Sembra squarciare il buio questa tela della Terrazza del caffè la sera (1888) dove Van Gogh ricrea l’atmosfera un po’ spumeggiante di una serata estiva.

Inondati dalla calda luce di un lampione e da quella più fredda delle stelle, conversano gli avventori assaporando la limpida quiete della notte.

Accompagna il confuso cicaleccio dei clienti, l’eco indistinta dei passi sulla via, mentre rumorosa si avvicina una carrozza che sbuca improvvisa dall’anonima oscurità della strada. Sull’acciottolato sconnesso risuonano, secchi e cadenzati, gli zoccoli del cavallo: avanza la bestia con l’andatura un po’ rassegnata degli animali da tiro.



Si apre così, dinanzi agli occhi, un angolo di paradiso sottratto al mondo. Pare, questo comune slargo cittadino, il prolungamento di un immaginario salotto pronto ad accogliere, con feriale eccitazione, gli ospiti rituali.

Nella dinamicità di un equilibrio perfetto, luce e tenebra si contendono lo spazio.

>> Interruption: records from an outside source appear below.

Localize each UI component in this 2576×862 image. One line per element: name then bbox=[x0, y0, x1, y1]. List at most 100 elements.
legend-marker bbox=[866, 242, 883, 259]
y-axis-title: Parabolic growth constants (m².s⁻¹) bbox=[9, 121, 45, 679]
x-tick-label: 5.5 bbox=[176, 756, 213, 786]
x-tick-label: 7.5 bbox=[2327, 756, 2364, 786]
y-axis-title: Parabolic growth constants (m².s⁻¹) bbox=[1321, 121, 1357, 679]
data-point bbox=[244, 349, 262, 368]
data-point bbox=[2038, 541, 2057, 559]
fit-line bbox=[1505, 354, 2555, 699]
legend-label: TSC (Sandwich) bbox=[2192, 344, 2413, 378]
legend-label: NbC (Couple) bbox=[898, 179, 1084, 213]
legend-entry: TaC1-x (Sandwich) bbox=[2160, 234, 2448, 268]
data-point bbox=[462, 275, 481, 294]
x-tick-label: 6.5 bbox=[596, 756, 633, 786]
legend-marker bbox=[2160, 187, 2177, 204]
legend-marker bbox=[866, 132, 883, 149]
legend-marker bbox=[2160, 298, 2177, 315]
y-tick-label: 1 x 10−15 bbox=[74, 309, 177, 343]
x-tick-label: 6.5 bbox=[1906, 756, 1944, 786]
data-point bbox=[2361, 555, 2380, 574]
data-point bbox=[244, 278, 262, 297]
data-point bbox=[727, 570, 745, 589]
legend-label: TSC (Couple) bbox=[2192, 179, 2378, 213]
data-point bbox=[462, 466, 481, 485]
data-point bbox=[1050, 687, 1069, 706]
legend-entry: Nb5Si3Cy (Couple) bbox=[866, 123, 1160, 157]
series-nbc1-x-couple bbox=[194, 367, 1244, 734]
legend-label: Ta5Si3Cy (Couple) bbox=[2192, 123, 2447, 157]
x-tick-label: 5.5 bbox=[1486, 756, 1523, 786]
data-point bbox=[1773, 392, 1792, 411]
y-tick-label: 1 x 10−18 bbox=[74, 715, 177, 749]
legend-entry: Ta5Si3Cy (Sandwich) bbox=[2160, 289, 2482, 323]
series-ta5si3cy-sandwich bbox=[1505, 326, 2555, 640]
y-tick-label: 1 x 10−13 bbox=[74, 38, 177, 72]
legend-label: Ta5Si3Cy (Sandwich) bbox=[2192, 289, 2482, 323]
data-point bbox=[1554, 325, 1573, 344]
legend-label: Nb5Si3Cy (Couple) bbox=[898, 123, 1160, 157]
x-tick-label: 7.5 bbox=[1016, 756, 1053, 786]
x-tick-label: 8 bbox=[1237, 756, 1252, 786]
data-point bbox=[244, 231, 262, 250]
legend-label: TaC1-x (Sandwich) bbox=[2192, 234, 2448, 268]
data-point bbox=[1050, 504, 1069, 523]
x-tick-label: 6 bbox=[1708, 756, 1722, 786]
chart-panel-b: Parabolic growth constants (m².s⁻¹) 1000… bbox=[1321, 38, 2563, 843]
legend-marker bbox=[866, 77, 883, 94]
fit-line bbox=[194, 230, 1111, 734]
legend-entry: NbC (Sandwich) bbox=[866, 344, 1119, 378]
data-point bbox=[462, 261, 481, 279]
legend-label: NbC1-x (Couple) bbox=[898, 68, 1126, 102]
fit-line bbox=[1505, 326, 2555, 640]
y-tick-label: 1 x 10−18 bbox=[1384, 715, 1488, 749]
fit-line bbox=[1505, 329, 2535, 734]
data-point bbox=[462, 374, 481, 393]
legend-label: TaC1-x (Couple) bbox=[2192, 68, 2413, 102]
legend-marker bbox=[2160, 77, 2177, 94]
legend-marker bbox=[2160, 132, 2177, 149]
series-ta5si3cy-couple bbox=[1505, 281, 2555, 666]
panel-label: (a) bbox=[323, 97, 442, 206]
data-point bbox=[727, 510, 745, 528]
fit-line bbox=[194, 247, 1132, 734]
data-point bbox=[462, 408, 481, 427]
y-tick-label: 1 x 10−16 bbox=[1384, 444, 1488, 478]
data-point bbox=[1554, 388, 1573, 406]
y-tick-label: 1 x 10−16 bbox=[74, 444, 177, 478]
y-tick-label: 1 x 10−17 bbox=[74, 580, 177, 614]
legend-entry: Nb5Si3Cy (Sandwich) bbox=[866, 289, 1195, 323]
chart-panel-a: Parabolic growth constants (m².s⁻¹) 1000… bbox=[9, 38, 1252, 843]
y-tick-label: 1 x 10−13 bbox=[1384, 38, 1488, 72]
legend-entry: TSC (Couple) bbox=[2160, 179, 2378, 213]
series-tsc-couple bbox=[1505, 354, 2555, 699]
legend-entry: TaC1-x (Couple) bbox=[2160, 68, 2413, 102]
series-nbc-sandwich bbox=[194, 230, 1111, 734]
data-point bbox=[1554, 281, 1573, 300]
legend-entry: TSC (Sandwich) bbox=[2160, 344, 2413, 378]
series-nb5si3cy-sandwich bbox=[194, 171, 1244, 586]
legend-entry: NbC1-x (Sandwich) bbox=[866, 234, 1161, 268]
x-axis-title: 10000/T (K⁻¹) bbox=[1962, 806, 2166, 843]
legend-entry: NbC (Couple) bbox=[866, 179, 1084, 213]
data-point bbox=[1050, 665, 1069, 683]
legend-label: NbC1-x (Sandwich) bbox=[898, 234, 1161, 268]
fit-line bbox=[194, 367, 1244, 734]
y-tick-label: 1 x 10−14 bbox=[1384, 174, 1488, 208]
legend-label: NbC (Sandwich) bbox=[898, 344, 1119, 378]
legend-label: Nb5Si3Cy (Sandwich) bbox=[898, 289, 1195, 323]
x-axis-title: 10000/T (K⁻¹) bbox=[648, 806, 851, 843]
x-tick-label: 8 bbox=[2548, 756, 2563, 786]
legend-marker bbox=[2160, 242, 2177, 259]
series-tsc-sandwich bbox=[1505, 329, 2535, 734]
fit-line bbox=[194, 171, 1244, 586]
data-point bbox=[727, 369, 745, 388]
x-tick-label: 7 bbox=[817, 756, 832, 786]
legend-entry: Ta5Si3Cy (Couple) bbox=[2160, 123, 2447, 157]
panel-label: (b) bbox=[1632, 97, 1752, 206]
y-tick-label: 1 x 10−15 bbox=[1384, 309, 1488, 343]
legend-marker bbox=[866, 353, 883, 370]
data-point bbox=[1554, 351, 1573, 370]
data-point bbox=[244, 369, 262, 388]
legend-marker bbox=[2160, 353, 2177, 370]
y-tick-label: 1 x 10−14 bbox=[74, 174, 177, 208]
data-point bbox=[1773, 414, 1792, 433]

La scelta di accendere violentemente l’angolo del caffè, facendolo esplodere in un trionfo di variegati cromatismi, mette ancor più in evidenza l’ora tarda: insiste Van Gogh sulla notte sbriciolando nel cielo bluastro il palpito incandescente delle stelle che ammiccano silenziose. Avvampano le luci della sera. Trema di un’intimità calda e vibrante il lampione a gas in primo piano protendendosi, elegante, sotto la tettoia del caffè ad inondare ogni cosa della sua iridescenza. Si nutrono a quella luce, avventori e passanti. Vi si specchia compiaciuto anche un pino affacciato sulla destra della tela, quasi a chiudere, con i suoi fitti rami, lo spazio di una piazza che il nostro sguardo può solo limitarsi ad immaginare.

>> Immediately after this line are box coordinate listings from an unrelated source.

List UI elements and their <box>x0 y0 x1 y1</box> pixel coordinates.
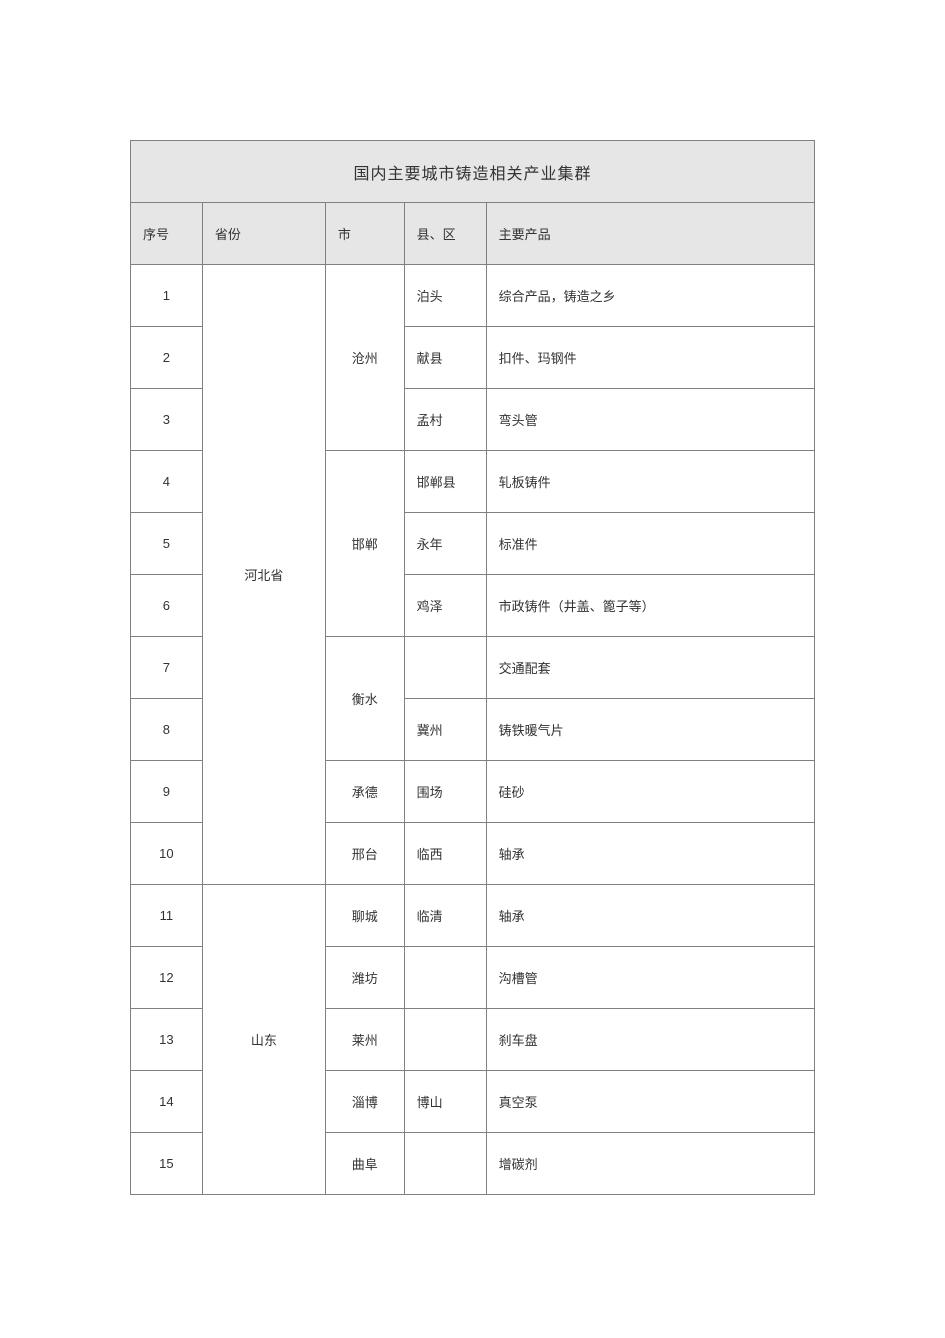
cell-county: 孟村 <box>404 389 486 451</box>
cell-seq: 12 <box>131 947 203 1009</box>
cell-seq: 7 <box>131 637 203 699</box>
cell-seq: 13 <box>131 1009 203 1071</box>
cell-city: 潍坊 <box>325 947 404 1009</box>
cell-seq: 6 <box>131 575 203 637</box>
cell-product: 轧板铸件 <box>486 451 814 513</box>
cell-seq: 2 <box>131 327 203 389</box>
header-product: 主要产品 <box>486 203 814 265</box>
cell-city: 聊城 <box>325 885 404 947</box>
cell-product: 市政铸件（井盖、篦子等） <box>486 575 814 637</box>
cell-province: 山东 <box>202 885 325 1195</box>
cell-product: 交通配套 <box>486 637 814 699</box>
cell-product: 硅砂 <box>486 761 814 823</box>
cell-seq: 10 <box>131 823 203 885</box>
cell-seq: 1 <box>131 265 203 327</box>
cell-province: 河北省 <box>202 265 325 885</box>
cell-city: 衡水 <box>325 637 404 761</box>
cell-county <box>404 1133 486 1195</box>
cell-seq: 8 <box>131 699 203 761</box>
cell-product: 真空泵 <box>486 1071 814 1133</box>
table-title: 国内主要城市铸造相关产业集群 <box>131 141 815 203</box>
cell-product: 弯头管 <box>486 389 814 451</box>
cell-county: 邯郸县 <box>404 451 486 513</box>
header-province: 省份 <box>202 203 325 265</box>
cell-county: 献县 <box>404 327 486 389</box>
header-city: 市 <box>325 203 404 265</box>
cell-county: 冀州 <box>404 699 486 761</box>
cell-product: 增碳剂 <box>486 1133 814 1195</box>
cell-seq: 11 <box>131 885 203 947</box>
cell-city: 沧州 <box>325 265 404 451</box>
industry-cluster-table: 国内主要城市铸造相关产业集群 序号 省份 市 县、区 主要产品 1 河北省 沧州… <box>130 140 815 1195</box>
cell-city: 淄博 <box>325 1071 404 1133</box>
cell-seq: 5 <box>131 513 203 575</box>
table-row: 11 山东 聊城 临清 轴承 <box>131 885 815 947</box>
cell-product: 铸铁暖气片 <box>486 699 814 761</box>
cell-county: 博山 <box>404 1071 486 1133</box>
cell-product: 沟槽管 <box>486 947 814 1009</box>
cell-city: 邯郸 <box>325 451 404 637</box>
cell-county: 围场 <box>404 761 486 823</box>
cell-product: 标准件 <box>486 513 814 575</box>
cell-county: 临西 <box>404 823 486 885</box>
cell-county: 临清 <box>404 885 486 947</box>
cell-city: 承德 <box>325 761 404 823</box>
cell-product: 轴承 <box>486 885 814 947</box>
header-county: 县、区 <box>404 203 486 265</box>
cell-seq: 3 <box>131 389 203 451</box>
cell-county <box>404 1009 486 1071</box>
cell-product: 扣件、玛钢件 <box>486 327 814 389</box>
cell-city: 莱州 <box>325 1009 404 1071</box>
table-row: 1 河北省 沧州 泊头 综合产品，铸造之乡 <box>131 265 815 327</box>
cell-seq: 9 <box>131 761 203 823</box>
cell-county: 泊头 <box>404 265 486 327</box>
cell-product: 综合产品，铸造之乡 <box>486 265 814 327</box>
cell-county: 鸡泽 <box>404 575 486 637</box>
cell-county <box>404 947 486 1009</box>
cell-seq: 4 <box>131 451 203 513</box>
cell-county: 永年 <box>404 513 486 575</box>
cell-product: 轴承 <box>486 823 814 885</box>
cell-county <box>404 637 486 699</box>
header-seq: 序号 <box>131 203 203 265</box>
cell-seq: 14 <box>131 1071 203 1133</box>
cell-city: 邢台 <box>325 823 404 885</box>
cell-seq: 15 <box>131 1133 203 1195</box>
cell-product: 刹车盘 <box>486 1009 814 1071</box>
cell-city: 曲阜 <box>325 1133 404 1195</box>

Incerti nella loro aggraziata fragilità, campeggiano i tavolini fiancheggiati, a distanza, da qualche sedia un po’ grezza: attendono essi pure che si animi il caffè di nuovi clienti, mentre una coppia – infastidita forse dalla luce impietosa – preferisce sottrarsi agli sguardi indiscreti eclissandosi nella zona del quadro invasa dalla penombra.

Sussurrano, innamorate, le voci della sera; cigolano, pigre, le persiane di una finestra illuminata; sognano nel buio, serenate, gli amanti. Vive il caffè la sua notte di luce.